Studio album by Lil Wayne
- Released: December 19, 2000
- Recorded: 1999–2000
- Genre: Southern hip hop
- Length: 75:35
- Labels: Cash Money; Universal;
- Producer: Mannie Fresh

Lil Wayne chronology
| Tha Block Is Hot (1999) | Lights Out (2000) | 500 Degreez (2002) |

Singles from Lights Out
- "Get Off the Corner" Released: December 19, 2000; "Everything" Released: March 13, 2001; "Shine" Released: July 17, 2001;

= Lights Out (Lil Wayne album) =

Lights Out is the second studio album by American rapper Lil Wayne. It was released on December 19, 2000, by Cash Money Records and Universal Records. The album peaked at number 16 on the US Billboard 200 chart.

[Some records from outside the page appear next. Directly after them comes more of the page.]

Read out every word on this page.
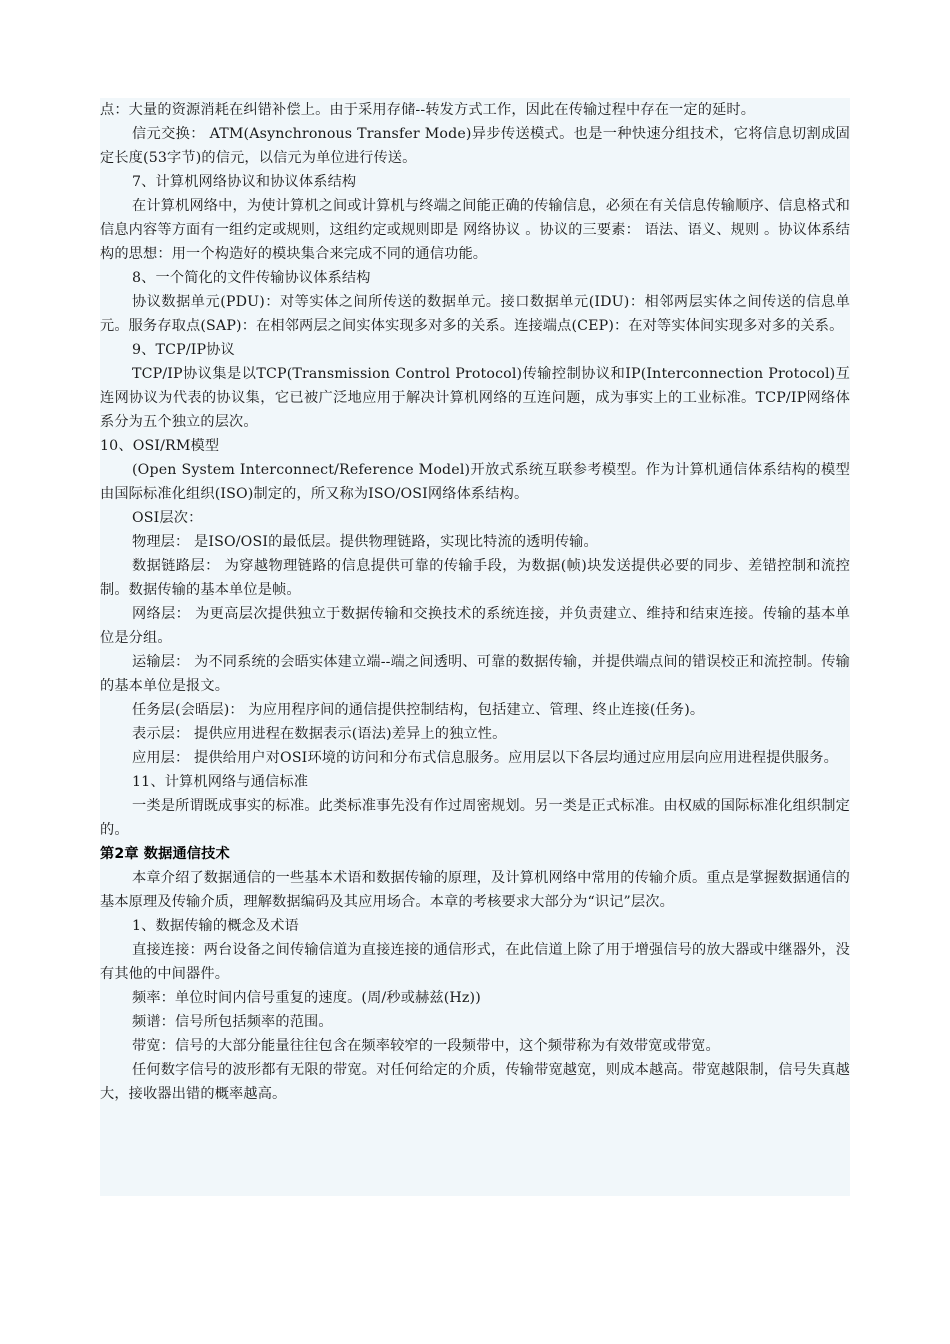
点：大量的资源消耗在纠错补偿上。由于采用存储--转发方式工作，因此在传输过程中存在一定的延时。

信元交换： ATM(Asynchronous Transfer Mode)异步传送模式。也是一种快速分组技术，它将信息切割成固定长度(53字节)的信元，以信元为单位进行传送。

7、计算机网络协议和协议体系结构

在计算机网络中，为使计算机之间或计算机与终端之间能正确的传输信息，必须在有关信息传输顺序、信息格式和信息内容等方面有一组约定或规则，这组约定或规则即是 网络协议 。协议的三要素： 语法、语义、规则 。协议体系结构的思想：用一个构造好的模块集合来完成不同的通信功能。

8、一个简化的文件传输协议体系结构

协议数据单元(PDU)：对等实体之间所传送的数据单元。接口数据单元(IDU)：相邻两层实体之间传送的信息单元。服务存取点(SAP)：在相邻两层之间实体实现多对多的关系。连接端点(CEP)：在对等实体间实现多对多的关系。

9、TCP/IP协议

TCP/IP协议集是以TCP(Transmission Control Protocol)传输控制协议和IP(Interconnection Protocol)互连网协议为代表的协议集，它已被广泛地应用于解决计算机网络的互连问题，成为事实上的工业标准。TCP/IP网络体系分为五个独立的层次。

10、OSI/RM模型

(Open System Interconnect/Reference Model)开放式系统互联参考模型。作为计算机通信体系结构的模型由国际标准化组织(ISO)制定的，所又称为ISO/OSI网络体系结构。

OSI层次：

物理层： 是ISO/OSI的最低层。提供物理链路，实现比特流的透明传输。

数据链路层： 为穿越物理链路的信息提供可靠的传输手段，为数据(帧)块发送提供必要的同步、差错控制和流控制。数据传输的基本单位是帧。

网络层： 为更高层次提供独立于数据传输和交换技术的系统连接，并负责建立、维持和结束连接。传输的基本单位是分组。

运输层： 为不同系统的会晤实体建立端--端之间透明、可靠的数据传输，并提供端点间的错误校正和流控制。传输的基本单位是报文。

任务层(会晤层)： 为应用程序间的通信提供控制结构，包括建立、管理、终止连接(任务)。

表示层： 提供应用进程在数据表示(语法)差异上的独立性。

应用层： 提供给用户对OSI环境的访问和分布式信息服务。应用层以下各层均通过应用层向应用进程提供服务。

11、计算机网络与通信标准

一类是所谓既成事实的标准。此类标准事先没有作过周密规划。另一类是正式标准。由权威的国际标准化组织制定的。

第2章 数据通信技术

本章介绍了数据通信的一些基本术语和数据传输的原理，及计算机网络中常用的传输介质。重点是掌握数据通信的基本原理及传输介质，理解数据编码及其应用场合。本章的考核要求大部分为“识记”层次。

1、数据传输的概念及术语

直接连接：两台设备之间传输信道为直接连接的通信形式，在此信道上除了用于增强信号的放大器或中继器外，没有其他的中间器件。

频率：单位时间内信号重复的速度。(周/秒或赫兹(Hz))

频谱：信号所包括频率的范围。

带宽：信号的大部分能量往往包含在频率较窄的一段频带中，这个频带称为有效带宽或带宽。

任何数字信号的波形都有无限的带宽。对任何给定的介质，传输带宽越宽，则成本越高。带宽越限制，信号失真越大，接收器出错的概率越高。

The album was certified gold by the Recording Industry Association of America (RIAA).

Professional ratings
Review scores
| Source | Rating |
| AllMusic | Star |
| The A.V. Club | (positive) |
| RapReviews | 6/10 |
| Rolling Stone | Star Half star |
| USA Today | Star |
| Vibe | Star Half star |

==Commercial performance==
Lights Out debuted at number 24 on the US Billboard 200 chart, during the week of January 6, 2001. The album also debuted at number two on the US Top R&B/Hip-Hop Albums chart, becoming Wayne's second top-ten album on that chart. It moved 205,000 units in its debut week. In its second week, the album reached its peak position at number 16 on the chart dated January 13, 2001. As of June 21, 2001, the album was certified gold by the Recording Industry Association of America (RIAA) for sales of over 500,000 copies in the United States. As of May 2013, the album has sold approximately a million copies in the United States.

==Track listing==
All songs produced by Mannie Fresh.

| No. | Title | Length |
|---|---|---|
| 1. | "Intro (Watch Them People)" | 0:34 |
| 2. | "Get Off the Corner" | 4:45 |
| 3. | "On the Grind" | 3:52 |
| 4. | "Hit U Up" (featuring Hot Boys) | 5:11 |
| 5. | "Everything" | 4:42 |
| 6. | "Fuck wit Me Now" | 3:49 |
| 7. | "Lil One" (featuring Big Tymers) | 3:12 |
| 8. | "Break Me Off" (featuring Big Tymers and Unplugged) | 4:25 |
| 9. | "Skit" | 0:42 |
| 10. | "Wish You Would" | 4:14 |
| 11. | "Grown Man" | 4:34 |
| 12. | "Shine" (featuring Hot Boys) | 5:04 |
| 13. | "Jump Jiggy" | 4:13 |
| 14. | "Realized" | 4:00 |
| 15. | "Tha Blues" | 4:34 |
| 16. | "Let's Go" (featuring Big Tymers) | 4:08 |
| 17. | "Biznite" | 4:23 |
| 18. | "Act a Ass" (featuring B.G.) | 4:44 |
| 19. | "Beef" | 4:24 |
| Total length: |  | 75:35 |

===Personnel===
- Pen & Pixel - Cover art

==Charts==

===Weekly charts===

| Chart (2000) | Peak position |
|---|---|
| US Billboard 200 | 16 |
| US Top R&B/Hip-Hop Albums (Billboard) | 2 |

===Year-end charts===

| Chart (2001) | Position |
|---|---|
| US Billboard 200 | 132 |
| US Top R&B/Hip-Hop Albums (Billboard) | 43 |

==Certifications==

| Region | Certification | Certified units/sales |
| United States (RIAA) | Gold | 500,000^{^} |
^{^} Shipments figures based on certification alone.